9. I will use the Anglo Saxon Project as an example: https://www.familytreedna.com/public/AngloSaxonydnaproject/default.aspx?section=yresults
10. Change the markers to 37 (not required, but for me anything less than this isn't very helpful, and it will speed up the process)
11. Press <CTRL> A to select the whole page
12. Press <CTRL> C to copy
13. Switch to the Y-Utility: Y-DNA Comparison Utility, FTDNA 111 page http://www.mymcgee.com/tools/yutility111.html
14. Click in the box below your STR line that you previously pasted
15. Press <CTRL> V to paste
16. Above the window (still on the mymcgee page) uncheck the "FTDNA order haplotype comparison" to speed up the process (not required)
17. Hit the "EXECUTE" button above the box. A new window will appear...with a large amount of data it will remain blank for a while until complete
18. If you get a "Page is unresponsive" window hit "WAIT" If you've pasted a lot if data in the box you may have to click "wait" a few times. In this example it took about 3 mins and I hit "Wait" about 3 times.
19. Your new window will be populated. Go down the left column with your kit# header of first grid to see your GD compared to other kits.
20. In the grid below you can see the year estimated to your shared MRCA. Again go down the column below your kit # header to see age estimates

There are 2 GD methods used on Y-Utility. Infinite and Hybrid. Infinite will indicate a "1" for every STR that is different no matter the difference. Hybrid will show the total difference between 2 STR values (except for some STRs with multiple values). Hybrid GD will either be equal to or higher than the Infinite method. Infinite is the default setting.

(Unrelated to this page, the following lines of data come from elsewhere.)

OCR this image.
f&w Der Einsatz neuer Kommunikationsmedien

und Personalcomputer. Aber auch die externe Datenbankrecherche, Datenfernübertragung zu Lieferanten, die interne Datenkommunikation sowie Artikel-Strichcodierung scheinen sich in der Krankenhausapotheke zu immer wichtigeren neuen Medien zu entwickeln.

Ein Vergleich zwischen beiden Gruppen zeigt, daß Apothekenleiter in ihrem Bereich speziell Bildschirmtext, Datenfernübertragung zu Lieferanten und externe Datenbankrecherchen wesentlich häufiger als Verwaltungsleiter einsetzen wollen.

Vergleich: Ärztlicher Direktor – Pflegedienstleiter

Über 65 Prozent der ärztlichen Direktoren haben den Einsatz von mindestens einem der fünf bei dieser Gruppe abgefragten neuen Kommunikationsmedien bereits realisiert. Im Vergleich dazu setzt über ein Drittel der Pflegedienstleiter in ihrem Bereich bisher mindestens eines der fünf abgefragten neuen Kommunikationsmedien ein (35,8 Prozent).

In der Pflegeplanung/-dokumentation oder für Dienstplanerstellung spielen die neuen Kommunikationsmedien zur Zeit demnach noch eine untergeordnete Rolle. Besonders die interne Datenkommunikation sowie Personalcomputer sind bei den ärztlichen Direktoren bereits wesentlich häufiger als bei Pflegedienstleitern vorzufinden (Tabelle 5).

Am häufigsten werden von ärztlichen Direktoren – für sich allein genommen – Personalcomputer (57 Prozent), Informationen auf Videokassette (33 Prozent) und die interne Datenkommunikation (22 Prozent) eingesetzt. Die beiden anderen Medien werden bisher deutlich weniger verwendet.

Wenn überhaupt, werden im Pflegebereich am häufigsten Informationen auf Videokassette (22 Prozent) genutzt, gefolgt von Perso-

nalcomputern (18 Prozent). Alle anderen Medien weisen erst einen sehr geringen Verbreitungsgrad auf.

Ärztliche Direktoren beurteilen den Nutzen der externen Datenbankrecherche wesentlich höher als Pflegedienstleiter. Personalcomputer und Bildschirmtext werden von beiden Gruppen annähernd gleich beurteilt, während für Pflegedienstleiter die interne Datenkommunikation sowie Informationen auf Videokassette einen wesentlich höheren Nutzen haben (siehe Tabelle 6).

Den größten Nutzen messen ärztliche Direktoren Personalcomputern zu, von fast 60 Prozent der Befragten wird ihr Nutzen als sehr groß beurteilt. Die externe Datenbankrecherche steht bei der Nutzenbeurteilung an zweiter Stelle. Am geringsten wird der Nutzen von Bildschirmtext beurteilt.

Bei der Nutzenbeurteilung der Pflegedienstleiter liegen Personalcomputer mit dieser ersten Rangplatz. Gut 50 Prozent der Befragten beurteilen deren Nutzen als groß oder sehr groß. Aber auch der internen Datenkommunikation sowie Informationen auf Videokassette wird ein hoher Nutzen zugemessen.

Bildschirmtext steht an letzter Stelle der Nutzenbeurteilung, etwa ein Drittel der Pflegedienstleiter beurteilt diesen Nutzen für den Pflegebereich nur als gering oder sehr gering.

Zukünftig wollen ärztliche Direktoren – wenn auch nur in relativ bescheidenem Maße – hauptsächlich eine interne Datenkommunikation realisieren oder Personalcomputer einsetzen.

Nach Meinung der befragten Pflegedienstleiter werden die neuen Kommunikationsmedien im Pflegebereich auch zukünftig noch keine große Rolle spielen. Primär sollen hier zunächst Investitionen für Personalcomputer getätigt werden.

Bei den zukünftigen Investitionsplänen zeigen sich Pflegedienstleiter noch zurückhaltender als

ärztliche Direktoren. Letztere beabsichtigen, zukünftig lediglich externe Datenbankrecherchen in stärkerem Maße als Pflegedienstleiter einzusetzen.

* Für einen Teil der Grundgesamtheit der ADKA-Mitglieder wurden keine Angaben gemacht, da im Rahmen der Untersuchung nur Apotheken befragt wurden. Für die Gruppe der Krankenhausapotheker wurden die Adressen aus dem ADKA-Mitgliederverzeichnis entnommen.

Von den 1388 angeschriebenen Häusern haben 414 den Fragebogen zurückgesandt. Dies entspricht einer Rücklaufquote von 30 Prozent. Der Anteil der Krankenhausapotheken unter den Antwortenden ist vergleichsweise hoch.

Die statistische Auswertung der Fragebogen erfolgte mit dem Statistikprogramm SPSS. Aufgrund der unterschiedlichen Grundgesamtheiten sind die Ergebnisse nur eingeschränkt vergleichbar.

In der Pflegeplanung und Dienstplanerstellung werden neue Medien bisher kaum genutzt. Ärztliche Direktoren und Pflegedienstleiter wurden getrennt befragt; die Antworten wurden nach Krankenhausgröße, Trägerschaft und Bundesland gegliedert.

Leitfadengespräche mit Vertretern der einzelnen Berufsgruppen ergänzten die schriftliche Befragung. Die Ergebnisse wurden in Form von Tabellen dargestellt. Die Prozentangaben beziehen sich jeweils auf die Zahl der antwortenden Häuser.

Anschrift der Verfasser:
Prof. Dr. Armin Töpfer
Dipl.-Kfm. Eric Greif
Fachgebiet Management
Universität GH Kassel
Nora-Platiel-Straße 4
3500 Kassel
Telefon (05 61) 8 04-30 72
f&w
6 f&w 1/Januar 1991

I had some free time so I spent it looking at this and I really have finally got a better gut-feeling understanding of STR statistics ...

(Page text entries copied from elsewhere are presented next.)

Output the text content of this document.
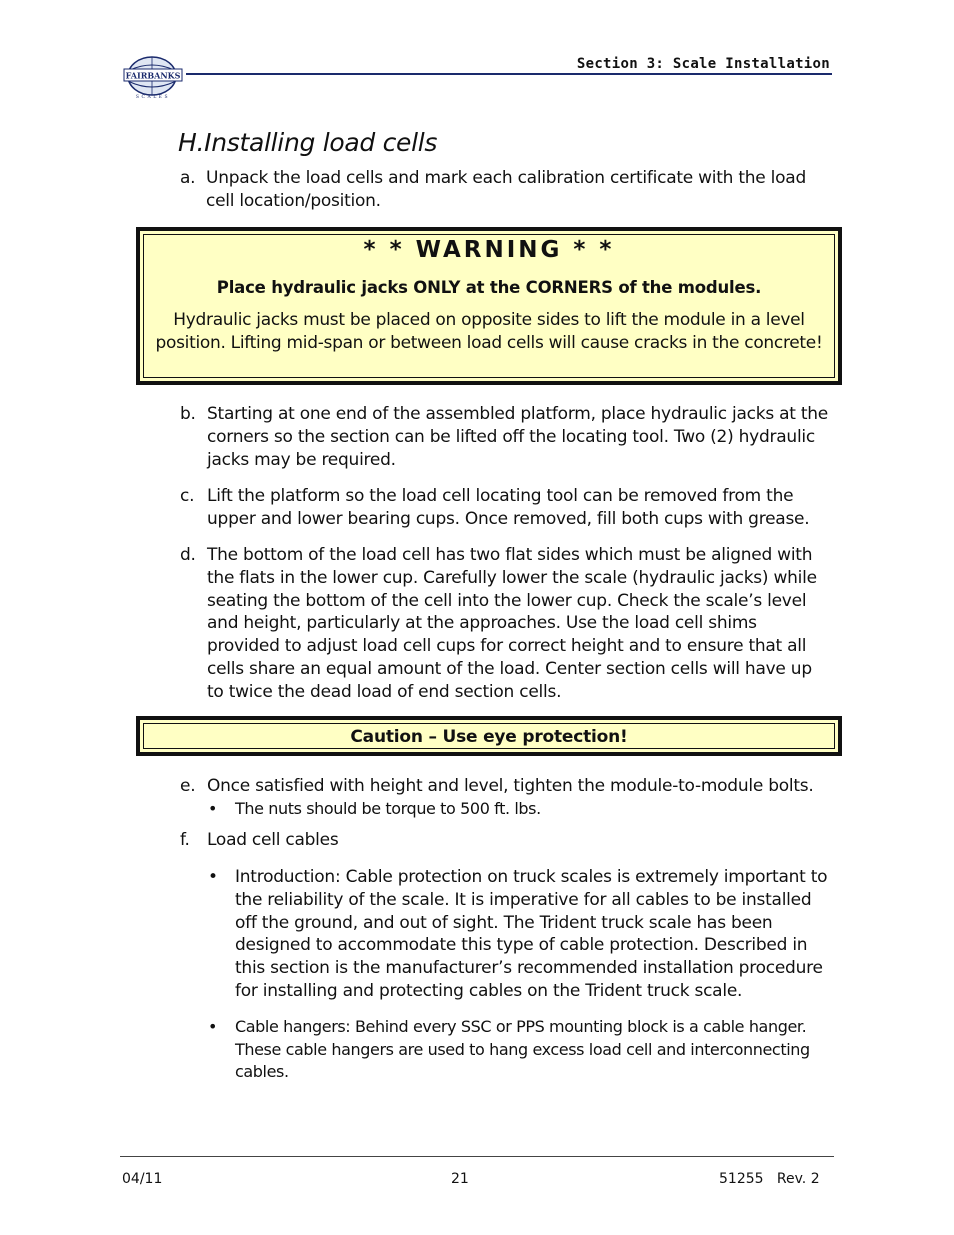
FAIRBANKS
SCALES
Section 3: Scale Installation
H.Installing load cells
a. Unpack the load cells and mark each calibration certificate with the load cell location/position.
* * WARNING * *
Place hydraulic jacks ONLY at the CORNERS of the modules.
Hydraulic jacks must be placed on opposite sides to lift the module in a level position. Lifting mid-span or between load cells will cause cracks in the concrete!
b. Starting at one end of the assembled platform, place hydraulic jacks at the corners so the section can be lifted off the locating tool. Two (2) hydraulic jacks may be required.
c. Lift the platform so the load cell locating tool can be removed from the upper and lower bearing cups. Once removed, fill both cups with grease.
d. The bottom of the load cell has two flat sides which must be aligned with the flats in the lower cup. Carefully lower the scale (hydraulic jacks) while seating the bottom of the cell into the lower cup. Check the scale’s level and height, particularly at the approaches. Use the load cell shims provided to adjust load cell cups for correct height and to ensure that all cells share an equal amount of the load. Center section cells will have up to twice the dead load of end section cells.
Caution – Use eye protection!
e. Once satisfied with height and level, tighten the module-to-module bolts.
•	The nuts should be torque to 500 ft. lbs.
f.	Load cell cables
•	Introduction: Cable protection on truck scales is extremely important to the reliability of the scale. It is imperative for all cables to be installed off the ground, and out of sight. The Trident truck scale has been designed to accommodate this type of cable protection. Described in this section is the manufacturer’s recommended installation procedure for installing and protecting cables on the Trident truck scale.
•	Cable hangers: Behind every SSC or PPS mounting block is a cable hanger. These cable hangers are used to hang excess load cell and interconnecting cables.
04/11	21	51255   Rev. 2
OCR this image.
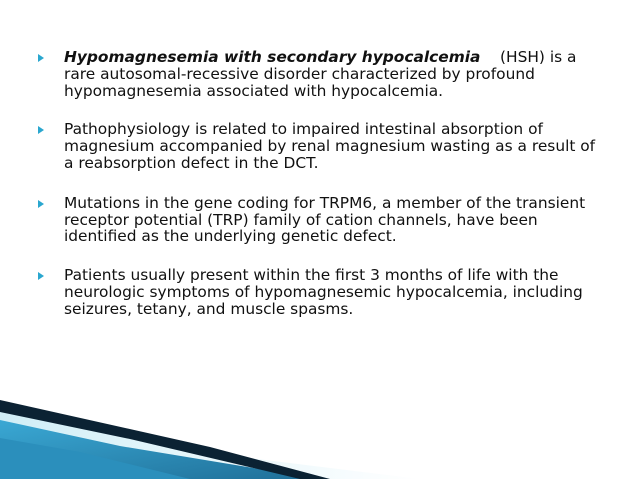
Hypomagnesemia with secondary hypocalcemia (HSH) is a rare autosomal-recessive disorder characterized by profound hypomagnesemia associated with hypocalcemia.
Pathophysiology is related to impaired intestinal absorption of magnesium accompanied by renal magnesium wasting as a result of a reabsorption defect in the DCT.
Mutations in the gene coding for TRPM6, a member of the transient receptor potential (TRP) family of cation channels, have been identified as the underlying genetic defect.
Patients usually present within the first 3 months of life with the neurologic symptoms of hypomagnesemic hypocalcemia, including seizures, tetany, and muscle spasms.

A few Tech tips from my limited abilities and experience:

1) Using Excel as a intermediary with Cut and Paste to the STR web tool made things very fast using sorting to remove other Y Haplogroups.
2) Cntr-A then CopyPasta from the FTDNA STR pages set to 5000 was best way when things are chuggin ...
3) Chrome seems to chugg on Copy and IE on Paste, Paste even killed Excel once. Save, Save, Save.
4) You can go through all the nearer STR matches from http://www.semargl.me/ in a few hours and it is mind blowing.
4a) In Surname Projects you often have multiple samples. Each Project had very different groupings or efforts to do so.
4b) In a well run Surname Project with a lot of member there are multiple samples, closely related, which proves a distribution of STR values to compare rather than single sample.
5) Very few samples from Surname Projects and Geographic Projects are in any of the the Y Haplogroup Projects. There is data out there.
6) The WorldFamilyTrees.net pages that do not provide a backup which include the FTDNA STR Format are surely lacking. Otherwise, I had to hand edit.
7) The Surname Projects that do not provide STR public data are either Fools to Citizen Science or Privacy Visionaries . . .

What really blew my mind was to compare two groups made up of Surname Projects comparing both STR modalities, GD, and TMRCA (balancing 37, 67, 111 data sets) with multiple samples due nature of Surname Projects.

STRs have a statistical distribution with sometimes extreme outliers that show recent matches that, if you look at a large set of data from Surname Projects, can be understood as false.

There may be an echo Tsunami into the Surname and Geographic Projects, if Y-Haplo participants find it of interest and go there.